At first, King Henry II was overjoyed to work with so wise (and holy) an Irishman as Laurence. Henry had recently received a bull from Pope Adrian IV (the only English pope in history) to basically do whatever he had to get those warring Irish kings under control. But subduing the fighting Irish is never easy, so when Laurence persuaded Rory O'Conor, the greatest of Irish kings to sign a peace treaty with the English ruler, both the English and Irish seemed happy. But when Laurence went to pray at the Shrine of St. Thomas Becket to thank God for the pact, a would-be assassin attacked him and O'Toole almost suffered Becket's fate. But Laurence quickly recovered from the near fatal blow and then asked Henry II to pardon the man from his sentence of hanging, said Mass, and went back to Ireland.

But nothing good seems to last forever between these two countries. After visiting Rome in 1179 to attend the Third Lateran Council, Pope Alexander III gave Laurence permission to carry out even further clergy (and thus governmental) reform, and Henry, fearing he had another Becket on his hands, refused to see him, and O'Toole died before the issues were ever resolved.
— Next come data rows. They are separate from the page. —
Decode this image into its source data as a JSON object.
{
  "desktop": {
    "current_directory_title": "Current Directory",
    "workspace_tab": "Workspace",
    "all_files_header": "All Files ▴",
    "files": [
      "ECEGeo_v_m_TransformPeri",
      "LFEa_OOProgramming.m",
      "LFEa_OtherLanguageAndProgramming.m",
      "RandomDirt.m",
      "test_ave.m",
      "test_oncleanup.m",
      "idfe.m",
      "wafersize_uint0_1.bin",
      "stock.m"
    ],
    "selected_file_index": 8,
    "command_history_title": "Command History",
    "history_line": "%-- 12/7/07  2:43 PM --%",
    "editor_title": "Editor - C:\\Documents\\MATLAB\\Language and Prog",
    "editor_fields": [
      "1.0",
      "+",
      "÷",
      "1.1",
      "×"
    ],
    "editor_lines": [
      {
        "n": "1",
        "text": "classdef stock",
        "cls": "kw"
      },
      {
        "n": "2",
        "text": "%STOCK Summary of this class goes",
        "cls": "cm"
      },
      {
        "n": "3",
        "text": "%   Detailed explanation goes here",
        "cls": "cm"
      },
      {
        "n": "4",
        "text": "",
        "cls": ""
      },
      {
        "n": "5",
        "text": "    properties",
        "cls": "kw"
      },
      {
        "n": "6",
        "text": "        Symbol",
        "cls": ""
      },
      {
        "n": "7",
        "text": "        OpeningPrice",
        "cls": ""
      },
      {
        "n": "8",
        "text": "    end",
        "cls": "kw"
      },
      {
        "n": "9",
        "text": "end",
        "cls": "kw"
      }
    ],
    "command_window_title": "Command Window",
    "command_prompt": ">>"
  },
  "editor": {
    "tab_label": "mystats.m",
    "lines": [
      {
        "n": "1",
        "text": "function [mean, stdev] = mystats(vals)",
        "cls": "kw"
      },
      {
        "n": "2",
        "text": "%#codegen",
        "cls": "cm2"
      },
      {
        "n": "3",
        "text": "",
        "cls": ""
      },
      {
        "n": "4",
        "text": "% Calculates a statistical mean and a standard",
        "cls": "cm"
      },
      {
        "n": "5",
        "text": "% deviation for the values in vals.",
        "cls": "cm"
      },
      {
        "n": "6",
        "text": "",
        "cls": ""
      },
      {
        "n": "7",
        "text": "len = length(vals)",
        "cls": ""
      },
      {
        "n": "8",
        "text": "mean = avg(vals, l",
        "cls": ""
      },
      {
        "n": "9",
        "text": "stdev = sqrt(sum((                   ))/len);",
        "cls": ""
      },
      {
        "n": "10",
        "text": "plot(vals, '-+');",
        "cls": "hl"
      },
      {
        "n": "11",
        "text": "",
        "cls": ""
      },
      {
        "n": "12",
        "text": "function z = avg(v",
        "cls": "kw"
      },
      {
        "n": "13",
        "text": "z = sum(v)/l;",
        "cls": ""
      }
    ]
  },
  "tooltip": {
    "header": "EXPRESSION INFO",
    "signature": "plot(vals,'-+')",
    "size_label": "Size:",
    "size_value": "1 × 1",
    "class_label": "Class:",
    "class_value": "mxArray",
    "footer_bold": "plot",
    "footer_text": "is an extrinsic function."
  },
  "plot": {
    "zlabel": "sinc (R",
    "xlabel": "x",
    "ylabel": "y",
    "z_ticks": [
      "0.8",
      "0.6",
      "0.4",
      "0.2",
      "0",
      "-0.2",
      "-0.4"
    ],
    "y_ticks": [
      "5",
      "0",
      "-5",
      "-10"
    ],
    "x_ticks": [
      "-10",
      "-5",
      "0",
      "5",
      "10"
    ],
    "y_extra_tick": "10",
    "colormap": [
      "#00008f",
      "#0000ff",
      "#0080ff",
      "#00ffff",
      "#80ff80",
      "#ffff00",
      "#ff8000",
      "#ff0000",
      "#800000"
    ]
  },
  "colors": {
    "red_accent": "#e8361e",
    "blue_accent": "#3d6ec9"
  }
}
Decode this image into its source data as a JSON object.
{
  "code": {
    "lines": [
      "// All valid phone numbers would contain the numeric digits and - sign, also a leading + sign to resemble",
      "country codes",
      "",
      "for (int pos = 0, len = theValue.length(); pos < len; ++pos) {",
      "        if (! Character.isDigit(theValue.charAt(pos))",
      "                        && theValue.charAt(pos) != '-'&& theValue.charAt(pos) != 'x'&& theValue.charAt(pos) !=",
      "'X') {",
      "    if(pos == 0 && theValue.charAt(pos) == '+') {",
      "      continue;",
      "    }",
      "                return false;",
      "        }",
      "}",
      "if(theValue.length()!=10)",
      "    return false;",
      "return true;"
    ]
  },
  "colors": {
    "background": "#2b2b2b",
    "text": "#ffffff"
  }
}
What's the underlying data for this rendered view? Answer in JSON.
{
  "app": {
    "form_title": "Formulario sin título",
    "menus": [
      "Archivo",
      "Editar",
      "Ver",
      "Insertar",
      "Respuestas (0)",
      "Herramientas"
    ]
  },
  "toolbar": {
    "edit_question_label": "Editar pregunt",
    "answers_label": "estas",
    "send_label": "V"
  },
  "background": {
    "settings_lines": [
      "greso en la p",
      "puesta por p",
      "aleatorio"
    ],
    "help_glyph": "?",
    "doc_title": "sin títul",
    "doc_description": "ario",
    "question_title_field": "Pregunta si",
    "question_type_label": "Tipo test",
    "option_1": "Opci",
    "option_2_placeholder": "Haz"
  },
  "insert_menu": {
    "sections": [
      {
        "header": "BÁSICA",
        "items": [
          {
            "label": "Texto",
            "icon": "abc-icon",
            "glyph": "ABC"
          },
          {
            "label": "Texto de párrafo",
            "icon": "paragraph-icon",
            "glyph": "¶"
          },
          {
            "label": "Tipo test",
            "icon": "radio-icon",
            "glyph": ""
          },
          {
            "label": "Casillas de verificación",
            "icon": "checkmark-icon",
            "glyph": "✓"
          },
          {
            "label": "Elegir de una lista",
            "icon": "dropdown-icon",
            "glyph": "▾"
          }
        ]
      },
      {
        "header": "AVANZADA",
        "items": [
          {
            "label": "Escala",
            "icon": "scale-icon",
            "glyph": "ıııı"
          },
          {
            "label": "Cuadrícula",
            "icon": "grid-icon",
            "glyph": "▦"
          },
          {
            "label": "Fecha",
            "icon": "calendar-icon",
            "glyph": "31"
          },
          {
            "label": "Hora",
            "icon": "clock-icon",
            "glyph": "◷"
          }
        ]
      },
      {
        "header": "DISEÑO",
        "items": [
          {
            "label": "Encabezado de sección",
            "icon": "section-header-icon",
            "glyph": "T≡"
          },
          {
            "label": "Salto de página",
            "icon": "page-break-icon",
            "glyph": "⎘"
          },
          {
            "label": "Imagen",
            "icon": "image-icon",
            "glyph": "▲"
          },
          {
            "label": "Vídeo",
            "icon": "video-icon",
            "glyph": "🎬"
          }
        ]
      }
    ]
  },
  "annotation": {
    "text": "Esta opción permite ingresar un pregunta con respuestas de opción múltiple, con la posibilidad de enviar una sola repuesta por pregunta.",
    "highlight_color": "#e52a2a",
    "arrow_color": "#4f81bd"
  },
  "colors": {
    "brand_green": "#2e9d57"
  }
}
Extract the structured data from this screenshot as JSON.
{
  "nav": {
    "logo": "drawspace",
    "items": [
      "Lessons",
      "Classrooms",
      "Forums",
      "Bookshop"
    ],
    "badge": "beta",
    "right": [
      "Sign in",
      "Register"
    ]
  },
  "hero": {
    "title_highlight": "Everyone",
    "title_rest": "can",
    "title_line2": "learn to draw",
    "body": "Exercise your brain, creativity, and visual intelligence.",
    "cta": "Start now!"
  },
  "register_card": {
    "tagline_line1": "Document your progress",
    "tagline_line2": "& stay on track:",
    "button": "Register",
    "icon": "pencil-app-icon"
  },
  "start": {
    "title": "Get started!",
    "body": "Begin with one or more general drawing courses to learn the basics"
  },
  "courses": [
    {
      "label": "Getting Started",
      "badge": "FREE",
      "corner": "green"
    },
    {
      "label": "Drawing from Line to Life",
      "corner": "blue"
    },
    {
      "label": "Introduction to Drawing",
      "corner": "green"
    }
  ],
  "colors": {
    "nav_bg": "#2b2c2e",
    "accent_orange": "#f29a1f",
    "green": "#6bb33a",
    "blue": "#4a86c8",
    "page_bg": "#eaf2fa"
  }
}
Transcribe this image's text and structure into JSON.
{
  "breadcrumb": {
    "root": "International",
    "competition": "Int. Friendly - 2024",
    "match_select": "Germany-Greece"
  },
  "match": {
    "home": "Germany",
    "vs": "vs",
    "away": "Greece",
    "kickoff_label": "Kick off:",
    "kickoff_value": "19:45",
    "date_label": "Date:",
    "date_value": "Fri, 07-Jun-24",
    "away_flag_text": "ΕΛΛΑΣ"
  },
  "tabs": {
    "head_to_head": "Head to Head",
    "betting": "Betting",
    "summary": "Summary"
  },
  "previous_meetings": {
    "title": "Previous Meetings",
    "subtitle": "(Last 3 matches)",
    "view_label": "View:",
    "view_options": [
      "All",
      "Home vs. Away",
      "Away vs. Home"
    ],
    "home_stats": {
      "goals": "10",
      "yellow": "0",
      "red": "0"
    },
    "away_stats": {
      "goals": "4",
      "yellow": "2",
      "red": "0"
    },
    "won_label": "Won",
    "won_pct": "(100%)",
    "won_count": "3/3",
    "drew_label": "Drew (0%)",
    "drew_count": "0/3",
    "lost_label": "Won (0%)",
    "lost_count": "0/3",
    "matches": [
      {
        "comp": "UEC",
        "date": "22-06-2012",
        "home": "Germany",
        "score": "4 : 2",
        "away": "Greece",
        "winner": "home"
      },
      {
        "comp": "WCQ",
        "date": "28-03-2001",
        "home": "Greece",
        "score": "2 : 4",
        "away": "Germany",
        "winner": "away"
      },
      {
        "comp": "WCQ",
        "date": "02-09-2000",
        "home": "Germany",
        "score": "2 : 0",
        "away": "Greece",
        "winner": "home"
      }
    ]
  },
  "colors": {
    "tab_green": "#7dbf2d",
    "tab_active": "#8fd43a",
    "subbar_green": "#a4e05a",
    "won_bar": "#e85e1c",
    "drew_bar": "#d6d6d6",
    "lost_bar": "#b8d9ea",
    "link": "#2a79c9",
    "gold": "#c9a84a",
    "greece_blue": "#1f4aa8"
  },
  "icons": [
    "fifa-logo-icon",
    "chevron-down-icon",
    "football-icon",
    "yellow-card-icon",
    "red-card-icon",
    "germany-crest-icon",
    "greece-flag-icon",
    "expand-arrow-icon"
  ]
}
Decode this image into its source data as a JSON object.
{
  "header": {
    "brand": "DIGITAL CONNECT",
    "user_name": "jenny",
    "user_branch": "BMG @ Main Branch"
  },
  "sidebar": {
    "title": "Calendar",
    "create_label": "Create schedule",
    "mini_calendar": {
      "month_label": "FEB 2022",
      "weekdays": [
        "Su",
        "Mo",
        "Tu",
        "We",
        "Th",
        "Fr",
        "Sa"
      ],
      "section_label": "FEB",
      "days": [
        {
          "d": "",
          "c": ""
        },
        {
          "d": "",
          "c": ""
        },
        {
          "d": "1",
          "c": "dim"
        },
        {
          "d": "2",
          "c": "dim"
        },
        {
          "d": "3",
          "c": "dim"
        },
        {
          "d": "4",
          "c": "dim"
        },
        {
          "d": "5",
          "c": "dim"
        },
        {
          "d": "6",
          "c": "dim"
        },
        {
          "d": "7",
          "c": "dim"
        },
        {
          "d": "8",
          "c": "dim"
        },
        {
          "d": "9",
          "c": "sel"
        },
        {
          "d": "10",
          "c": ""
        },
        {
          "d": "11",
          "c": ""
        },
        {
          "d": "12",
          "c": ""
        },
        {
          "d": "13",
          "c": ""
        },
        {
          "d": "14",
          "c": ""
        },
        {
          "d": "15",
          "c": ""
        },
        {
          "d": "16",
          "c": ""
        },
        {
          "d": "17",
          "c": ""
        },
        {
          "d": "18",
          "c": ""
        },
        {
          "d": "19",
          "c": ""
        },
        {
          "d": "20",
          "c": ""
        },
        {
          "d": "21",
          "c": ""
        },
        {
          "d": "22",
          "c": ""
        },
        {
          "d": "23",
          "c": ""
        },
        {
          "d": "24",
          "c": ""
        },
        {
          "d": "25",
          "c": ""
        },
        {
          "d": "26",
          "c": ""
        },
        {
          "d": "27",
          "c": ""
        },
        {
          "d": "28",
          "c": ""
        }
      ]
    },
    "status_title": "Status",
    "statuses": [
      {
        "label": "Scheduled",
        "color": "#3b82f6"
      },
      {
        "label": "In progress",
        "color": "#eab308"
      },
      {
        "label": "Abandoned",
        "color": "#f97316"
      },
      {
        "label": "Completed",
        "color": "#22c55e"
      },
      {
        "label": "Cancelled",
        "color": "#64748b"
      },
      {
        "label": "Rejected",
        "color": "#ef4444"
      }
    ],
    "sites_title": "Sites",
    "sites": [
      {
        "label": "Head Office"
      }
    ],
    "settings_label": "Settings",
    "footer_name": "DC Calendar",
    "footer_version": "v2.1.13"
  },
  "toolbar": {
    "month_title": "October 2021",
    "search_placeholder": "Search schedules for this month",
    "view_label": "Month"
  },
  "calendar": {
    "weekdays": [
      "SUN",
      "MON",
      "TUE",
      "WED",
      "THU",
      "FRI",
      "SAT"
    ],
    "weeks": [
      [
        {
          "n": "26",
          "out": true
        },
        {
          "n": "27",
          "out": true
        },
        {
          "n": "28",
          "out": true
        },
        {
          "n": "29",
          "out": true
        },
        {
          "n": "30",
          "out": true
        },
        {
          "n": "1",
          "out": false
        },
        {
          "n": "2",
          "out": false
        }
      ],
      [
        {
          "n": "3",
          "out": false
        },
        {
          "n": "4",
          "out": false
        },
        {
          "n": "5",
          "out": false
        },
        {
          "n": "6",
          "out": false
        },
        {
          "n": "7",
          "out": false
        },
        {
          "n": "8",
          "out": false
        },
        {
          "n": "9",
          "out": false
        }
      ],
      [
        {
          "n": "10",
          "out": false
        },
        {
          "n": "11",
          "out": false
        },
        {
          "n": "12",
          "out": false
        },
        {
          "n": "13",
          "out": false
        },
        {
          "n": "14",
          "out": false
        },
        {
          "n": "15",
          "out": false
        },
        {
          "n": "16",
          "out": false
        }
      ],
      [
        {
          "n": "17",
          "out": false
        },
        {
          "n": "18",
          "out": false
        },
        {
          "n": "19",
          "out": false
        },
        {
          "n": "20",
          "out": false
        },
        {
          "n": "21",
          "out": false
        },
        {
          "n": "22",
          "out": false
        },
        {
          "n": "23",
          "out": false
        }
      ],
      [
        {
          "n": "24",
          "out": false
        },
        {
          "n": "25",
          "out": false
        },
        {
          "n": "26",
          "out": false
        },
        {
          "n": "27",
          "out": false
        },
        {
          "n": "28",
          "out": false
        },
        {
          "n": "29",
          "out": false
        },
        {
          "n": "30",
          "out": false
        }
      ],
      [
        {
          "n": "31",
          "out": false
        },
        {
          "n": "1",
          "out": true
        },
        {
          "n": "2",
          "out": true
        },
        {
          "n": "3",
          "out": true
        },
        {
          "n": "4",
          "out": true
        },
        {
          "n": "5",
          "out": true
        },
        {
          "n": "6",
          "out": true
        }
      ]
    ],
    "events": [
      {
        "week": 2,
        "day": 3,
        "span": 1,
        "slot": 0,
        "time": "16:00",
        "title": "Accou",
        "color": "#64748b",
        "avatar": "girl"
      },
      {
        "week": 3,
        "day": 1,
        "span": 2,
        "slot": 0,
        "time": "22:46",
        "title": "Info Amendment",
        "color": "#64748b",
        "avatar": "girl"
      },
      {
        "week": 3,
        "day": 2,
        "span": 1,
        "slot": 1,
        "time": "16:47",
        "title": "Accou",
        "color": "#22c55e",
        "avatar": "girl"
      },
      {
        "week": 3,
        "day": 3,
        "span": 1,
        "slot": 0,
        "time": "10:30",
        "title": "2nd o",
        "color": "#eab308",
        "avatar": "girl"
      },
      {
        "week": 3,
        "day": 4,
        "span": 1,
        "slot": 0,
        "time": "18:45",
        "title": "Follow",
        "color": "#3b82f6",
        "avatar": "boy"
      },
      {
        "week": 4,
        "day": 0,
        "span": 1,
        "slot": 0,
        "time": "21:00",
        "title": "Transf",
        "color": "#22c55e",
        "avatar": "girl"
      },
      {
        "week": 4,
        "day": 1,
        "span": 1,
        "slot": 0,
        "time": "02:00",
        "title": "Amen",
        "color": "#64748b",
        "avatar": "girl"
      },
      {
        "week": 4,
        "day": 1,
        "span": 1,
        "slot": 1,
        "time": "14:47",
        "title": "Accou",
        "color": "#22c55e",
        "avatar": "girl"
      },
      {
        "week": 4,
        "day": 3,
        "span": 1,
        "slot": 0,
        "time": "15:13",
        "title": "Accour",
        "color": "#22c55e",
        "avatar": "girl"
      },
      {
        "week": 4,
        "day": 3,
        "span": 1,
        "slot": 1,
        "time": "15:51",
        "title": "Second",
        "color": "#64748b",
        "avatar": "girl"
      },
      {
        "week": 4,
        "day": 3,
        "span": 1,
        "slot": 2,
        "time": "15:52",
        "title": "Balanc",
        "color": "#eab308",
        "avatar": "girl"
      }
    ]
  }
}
Twenty years ago I would have been mainly asking St. O'Toole to pray for the resolution of the conflict between Northern Ireland and the mainland. But today it's more important to intercede (for the Fighting Irish of course; I'm picking up every saint along the way until we play Southern Cal on November 25th, especially the Irish ones) for Ireland itself, that these Irish who remain faithful to the pope have the courage to fight the damnable secular forces that are increasingly grabbing hold of what was once, thanks to Saints Patrick, Bridget, Laurence and the rest, the Lord's most loyal country. St. Laurence, pray for us!
While today is a special day for all O'Tooles, it is an even greater day for my brother, Larry. In fact, it is so special, I am hereby extending the celebration through tomorrow when I will pay tribute to him with a poem. So you all get to be honorary O'Tooles for an extra day ...


JimAroo said...

Wait a second.... my sainted mother, Mary O'Dea, God rest her Irish soul, told me that O'Dea meant son of the king. She never said anything about any O'Tooles....surely you're not saying my mother was fibbing?

Tom O'Toole said...

JimAroo - I was going from an old book I had on Irish names ... come to think of it, none of the names meant "son of a pig farmer" so perhaps they were putting a positive spin on some. Then again half the Irish clans seemed to be led by a king or a chieftain back then, so who knows. - God's grace & Mary's prayers, Tom.